Passages like this spoke to me, articulated for me, and fascinated me. Here is another about acting that applies equally to writing:

Many actors spend years doing exactly what Molly had dismissed: they pretend to be other people. They select voices and movements that might plausibly suit a particular character, and they assume these…in the same way they might put on a costume…There was always something unmediated and supremely natural about her [Molly’s] acting, it was the thing itself. Becoming not pretending. It was a showing forth of her own soul, something about which she had always been fearless…It was all there, a whole magma of dark emotion that could have destroyed her but which she had controlled and made central to her art. (p 53 Adobe)

Madden is just as astute in writing about other aspects of life, friendship, family, sexual attraction, jealousy, being the odd one out, making a life for oneself, what can and can’t be revealed between people.

I first heard of this book through Litlove, and more recently was reminded of it at Books and Bicycles. Now I’m here to recommend it most highly: five out of five stars for me.



Lilian is the author of Web of Angels, a novel about a mom with DID (multiple personalities). She's also the author of the historical novels, The River Midnight and The Singing Fire, about secrets, friendship and motherhood in 19th century Poland and London.

9 thoughts on “Molly Fox’s Birthday: A Review

  1. Sounds rather like Mrs. Dalloway, a book I loved for the way it took one day and expanded it into a introspection of entire lives.

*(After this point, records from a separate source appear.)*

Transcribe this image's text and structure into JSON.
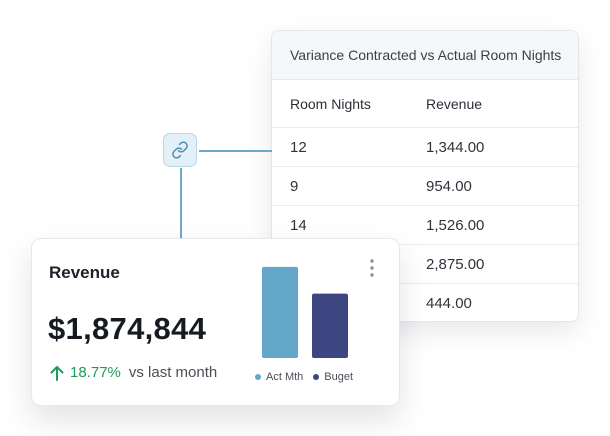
{
  "table": {
    "title": "Variance Contracted vs Actual Room Nights",
    "headers": [
      "Room Nights",
      "Revenue"
    ],
    "rows": [
      [
        "12",
        "1,344.00"
      ],
      [
        "9",
        "954.00"
      ],
      [
        "14",
        "1,526.00"
      ],
      [
        "",
        "2,875.00"
      ],
      [
        "",
        "444.00"
      ]
    ]
  },
  "connector": {
    "icon": "link-icon"
  },
  "revenue_card": {
    "title": "Revenue",
    "amount": "$1,874,844",
    "change_pct": "18.77%",
    "change_label": "vs last month",
    "change_direction": "up",
    "more_icon": "more-vertical-icon"
  },
  "chart_data": {
    "type": "bar",
    "categories": [
      "Act Mth",
      "Buget"
    ],
    "values": [
      92,
      65
    ],
    "ylim": [
      0,
      100
    ],
    "colors": [
      "#63a8c8",
      "#3d4680"
    ],
    "legend": [
      "Act Mth",
      "Buget"
    ],
    "legend_position": "bottom",
    "grid": false
  },
  "colors": {
    "accent_link": "#6ea7c9",
    "positive": "#1f9a5a",
    "act_mth": "#63a8c8",
    "budget": "#3d4680"
  }
}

    I’m looking forward to reading this!

  2. Oh yes, five out of five from me too! I also loved Authenticity, a much more rich and sprawling novel, just as deep and satisfying and the same central theme of creativity approached in a very different way.

  3. Becca, I haven’t read Mrs. Dalloway–maybe now I will.

    Jean, now I’m curious about Authenticity. The blurb on amazon didn’t sound like something I’d enjoy, but given how much I did enjoy this book and your recommendation, I’m re-thinking that.

  4. I like what you say about the fiction of life: she really does deal with the relationship of art and life in very interesting ways, from how art can shape our lives to how our lives become art.

    1. How would you categorize her book, Dorothy? I’m filling in a gap in my education by reading about broad literary movements and lineages (realism, surrealism, impressionism, magical realism, etc) and then thinking about how the books I’ve read this year fit in.